Here are my 3 voices of madness. What a wild ride this pedal is! The test run was like opening a big bag of surprises - and a lot of fun.









I added 2 of the mods presented here, Freq and Track. I "accidentally" put 68 NF on the other side of the Freq switch instead of 6,8 as planned (recommended were 10 NF or less) - but there still is a noticeable and "nice" change of frequency, so I guess I'll just leave it.
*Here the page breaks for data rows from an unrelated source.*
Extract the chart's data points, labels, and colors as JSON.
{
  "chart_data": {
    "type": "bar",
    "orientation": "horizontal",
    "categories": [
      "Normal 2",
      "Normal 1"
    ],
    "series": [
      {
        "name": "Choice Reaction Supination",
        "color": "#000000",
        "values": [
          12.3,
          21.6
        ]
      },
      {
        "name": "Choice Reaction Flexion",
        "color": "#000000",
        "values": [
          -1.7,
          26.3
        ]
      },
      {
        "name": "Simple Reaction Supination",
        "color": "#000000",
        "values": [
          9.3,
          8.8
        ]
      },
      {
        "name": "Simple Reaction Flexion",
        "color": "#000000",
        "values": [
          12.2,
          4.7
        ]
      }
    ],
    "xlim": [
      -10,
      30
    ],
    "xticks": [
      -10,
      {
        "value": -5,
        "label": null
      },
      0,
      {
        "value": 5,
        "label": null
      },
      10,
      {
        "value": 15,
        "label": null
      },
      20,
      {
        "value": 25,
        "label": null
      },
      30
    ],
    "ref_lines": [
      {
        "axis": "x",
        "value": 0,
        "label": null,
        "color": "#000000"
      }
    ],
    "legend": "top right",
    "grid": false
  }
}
I also messed up a few other things, like wonky drilling or parts of the graphics.
Oh well, I don't mind the wacky looks, they kind of reflect what the pedal does to your sound anyway, so I might just pretend it was intentional ...  ?


----------



## zgrav (Aug 16, 2019)

Fun case design that matches the untamed aspects of the pedal.


----------



## geekmacdaddy (Aug 16, 2019)

LOVE love LOVE the graphics. Great job.


----------



## Fuzzonaut (Aug 16, 2019)

geekmacdaddy said:


> LOVE love LOVE the graphics. Great job.



Thanks.


----------



## Jovi Bon Kenobi (Aug 17, 2019)

This is so rad!


----------